On his return to London he began teaching at the Slade School, where he remained for the next nine years. Around this time he made his first sale via a commercial gallery to tenor Peter Pears. The painting sold was a portrait of fellow Slade student Tony Tice. After discussing Sutton's circumstances with Gustave Delbanco, Pears invited Sutton to lunch with Pears' associate, composer Benjamin Britten. The pair offered Sutton and his family the use of Joy Cottage in Snape, Suffolk where the family stayed for three years (between 1955 and 1958), though this did not prevent his being elected to the London Group in 1956. Two more children were born during the family's time in Suffolk—a period during which Sutton's style as a painter matured as he abandoned abstractism and adopted more subtle colours. Returning to London in 1958, Sutton held his first solo exhibition at the Roland, Browse and Delbanco Gallery, also the venue for many later exhibitions throughout the 1960s and 1970s. It was in these two decades that his work became fashionable.

In 1977 Sutton was elected as an Associate Royal Academician, his works were included in an exhibition at the Royal Academy, and he was the subject of a BBC Arena programme. In the late 1970s and 1980s, Sutton turned his hand to design, creating a poster and banner for the 1979 Royal Academy Summer Exhibition, a tapestry for Shell in 1984, and the logo for Investors in Industry the following year. This area extended to include ceramics – a wall of tiles for NMB Bank, Amsterdam – posters for London Transport, and postage stamps for Royal Mail. On 8 December 1988 he was elected as a Royal Academician.

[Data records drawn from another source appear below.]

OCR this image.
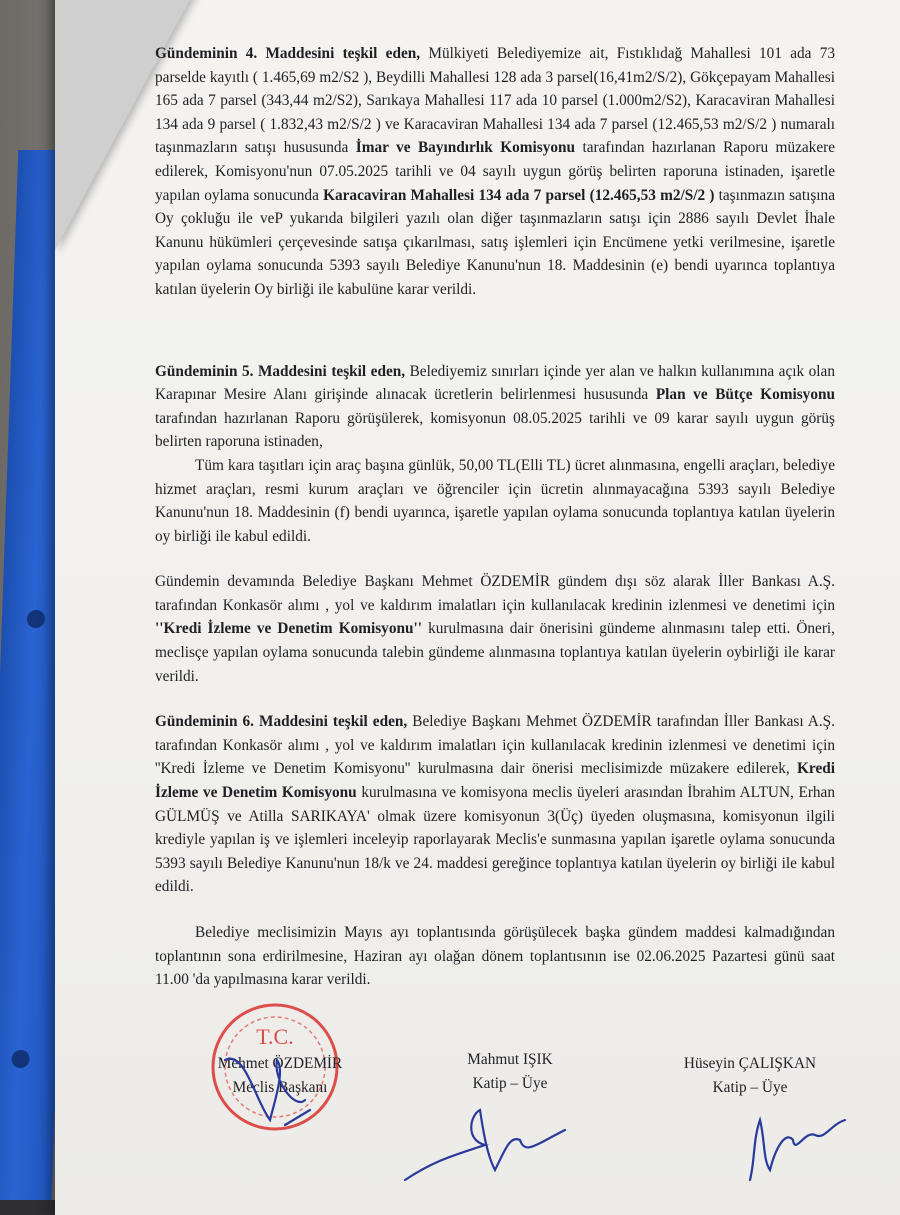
Gündeminin 4. Maddesini teşkil eden, Mülkiyeti Belediyemize ait, Fıstıklıdağ Mahallesi 101 ada 73 parselde kayıtlı ( 1.465,69 m2/S2 ), Beydilli Mahallesi 128 ada 3 parsel(16,41m2/S/2), Gökçepayam Mahallesi 165 ada 7 parsel (343,44 m2/S2), Sarıkaya Mahallesi 117 ada 10 parsel (1.000m2/S2), Karacaviran Mahallesi 134 ada 9 parsel ( 1.832,43 m2/S/2 ) ve Karacaviran Mahallesi 134 ada 7 parsel (12.465,53 m2/S/2 ) numaralı taşınmazların satışı hususunda İmar ve Bayındırlık Komisyonu tarafından hazırlanan Raporu müzakere edilerek, Komisyonu'nun 07.05.2025 tarihli ve 04 sayılı uygun görüş belirten raporuna istinaden, işaretle yapılan oylama sonucunda Karacaviran Mahallesi 134 ada 7 parsel (12.465,53 m2/S/2 ) taşınmazın satışına Oy çokluğu ile veP yukarıda bilgileri yazılı olan diğer taşınmazların satışı için 2886 sayılı Devlet İhale Kanunu hükümleri çerçevesinde satışa çıkarılması, satış işlemleri için Encümene yetki verilmesine, işaretle yapılan oylama sonucunda 5393 sayılı Belediye Kanunu'nun 18. Maddesinin (e) bendi uyarınca toplantıya katılan üyelerin Oy birliği ile kabulüne karar verildi.

Gündeminin 5. Maddesini teşkil eden, Belediyemiz sınırları içinde yer alan ve halkın kullanımına açık olan Karapınar Mesire Alanı girişinde alınacak ücretlerin belirlenmesi hususunda Plan ve Bütçe Komisyonu tarafından hazırlanan Raporu görüşülerek, komisyonun 08.05.2025 tarihli ve 09 karar sayılı uygun görüş belirten raporuna istinaden,

Tüm kara taşıtları için araç başına günlük, 50,00 TL(Elli TL) ücret alınmasına, engelli araçları, belediye hizmet araçları, resmi kurum araçları ve öğrenciler için ücretin alınmayacağına 5393 sayılı Belediye Kanunu'nun 18. Maddesinin (f) bendi uyarınca, işaretle yapılan oylama sonucunda toplantıya katılan üyelerin oy birliği ile kabul edildi.

Gündemin devamında Belediye Başkanı Mehmet ÖZDEMİR gündem dışı söz alarak İller Bankası A.Ş. tarafından Konkasör alımı , yol ve kaldırım imalatları için kullanılacak kredinin izlenmesi ve denetimi için ''Kredi İzleme ve Denetim Komisyonu'' kurulmasına dair önerisini gündeme alınmasını talep etti. Öneri, meclisçe yapılan oylama sonucunda talebin gündeme alınmasına toplantıya katılan üyelerin oybirliği ile karar verildi.

Gündeminin 6. Maddesini teşkil eden, Belediye Başkanı Mehmet ÖZDEMİR tarafından İller Bankası A.Ş. tarafından Konkasör alımı , yol ve kaldırım imalatları için kullanılacak kredinin izlenmesi ve denetimi için ''Kredi İzleme ve Denetim Komisyonu'' kurulmasına dair önerisi meclisimizde müzakere edilerek, Kredi İzleme ve Denetim Komisyonu kurulmasına ve komisyona meclis üyeleri arasından İbrahim ALTUN, Erhan GÜLMÜŞ ve Atilla SARIKAYA' olmak üzere komisyonun 3(Üç) üyeden oluşmasına, komisyonun ilgili krediyle yapılan iş ve işlemleri inceleyip raporlayarak Meclis'e sunmasına yapılan işaretle oylama sonucunda 5393 sayılı Belediye Kanunu'nun 18/k ve 24. maddesi gereğince toplantıya katılan üyelerin oy birliği ile kabul edildi.

Belediye meclisimizin Mayıs ayı toplantısında görüşülecek başka gündem maddesi kalmadığından toplantının sona erdirilmesine, Haziran ayı olağan dönem toplantısının ise 02.06.2025 Pazartesi günü saat 11.00 'da yapılmasına karar verildi.

T.C.
Mehmet ÖZDEMİR
Meclis Başkanı
Mahmut IŞIK
Katip – Üye
Hüseyin ÇALIŞKAN
Katip – Üye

A collection of his woodcuts from the 1950s to the 1970s was published in 1998, and a biography and collection of his work followed ten years later. He has continued to paint into his nineties despite having lost sight in one eye, and lives and works in West Bay, Dorset. In December 2020 he opened his own gallery in Bridport, Dorset. Sutton spoke to The Guardian about his experiences of lockdown in his care home and being able to draw again outside, his gallery reopened after lockdown and was one of the venues for Dorset Art Weeks.